There’s a position available this week, for example, for a ‘General Medical & Surgical Nurse’ at Bairnsdale Regional Health Service, being advertised at $75,000 p.a. full time.

Whereas the Bass Coast Shire has a job for a ‘Climate Emergency Project Officer’ at $90,772-a-year and South Gippsland Shire has a ‘Team Leader Customer Liaison’ position with a base salary of $90,631 plus superannuation.

A traffic controller working on the Melbourne Metropolitan Tunnel Project is paid $126,200-a-year.

And completely out of whack with what highly qualified nurses, and even specialist doctors are paid is what former Bass Coast Shire Council CEO Ali Wastie is getting in her first year as CEO at Geelong City, reportedly a salary of $543,000, rising to $620,000 by 2027-28. By comparison, the Australian Prime Minister only gets a base salary of $586,950.

How ridiculous is that?

No wonder then that fewer and fewer of our best and brightest, studying medicine at uni, are opting to go into general practice, where pay isn’t commensurate with the workload and level of responsibility.
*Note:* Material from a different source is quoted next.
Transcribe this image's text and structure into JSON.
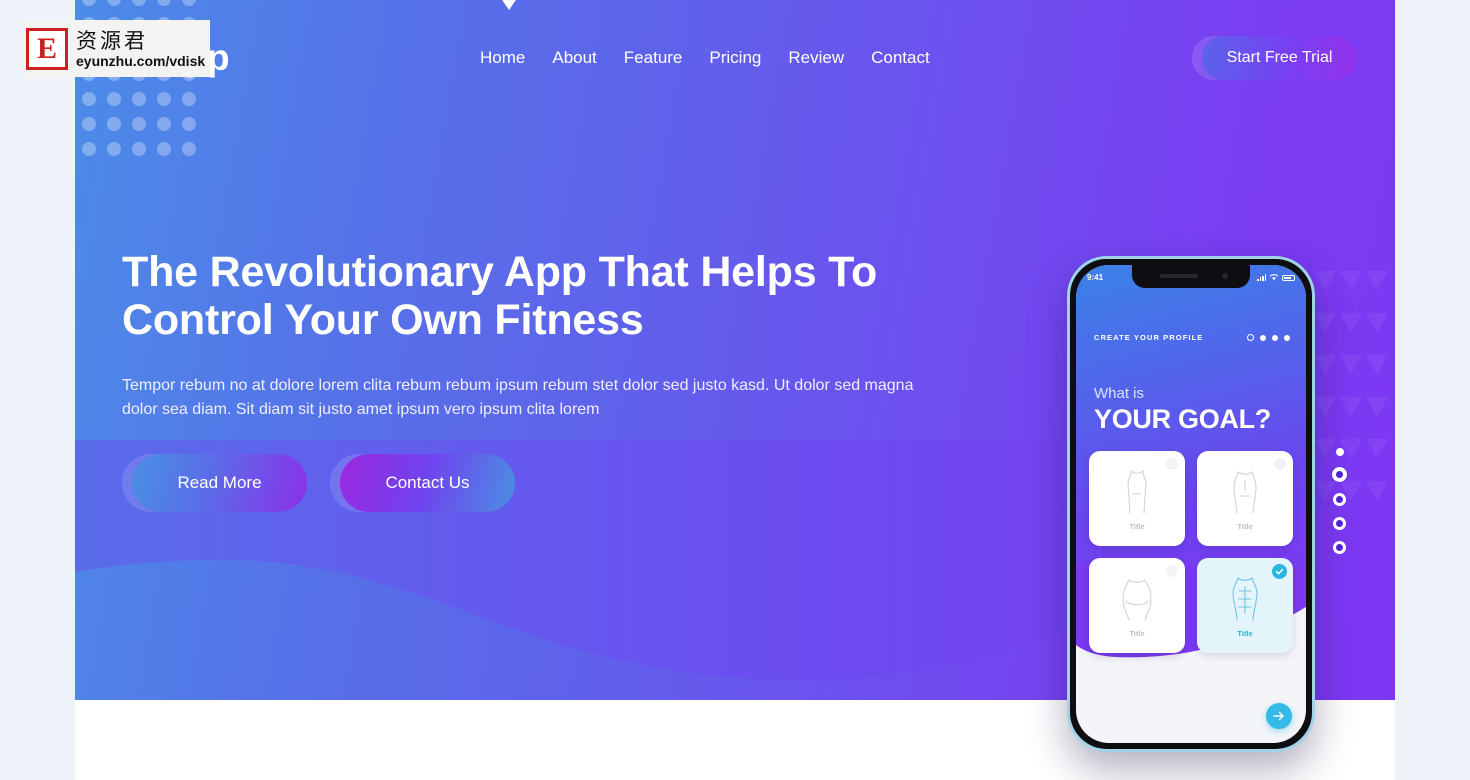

Typically, our local GPs aren’t even keeping pace with what our second-tier shire managers are receiving.

As well as a need for a complete overhaul of public service salaries, including those in local government, there also needs to be a review of the system of band increases driving up salaries year-after-year at rates well above inflation.

Not only is it unsustainable, well beyond social norms.

It’s also important that the staffing of major new hospital projects, like the $223.5 million expansion of Latrobe Regional Hospital, are factored in to planning, and that they don’t suck needed health professionals away from surrounding regional areas once they get up and running.

It’s complicated, granted, but the day-to-day importance of properly resourced, efficiently operated and high-functioning health services must surely get the government’s highest priority – after all, we are literally nothing without our health.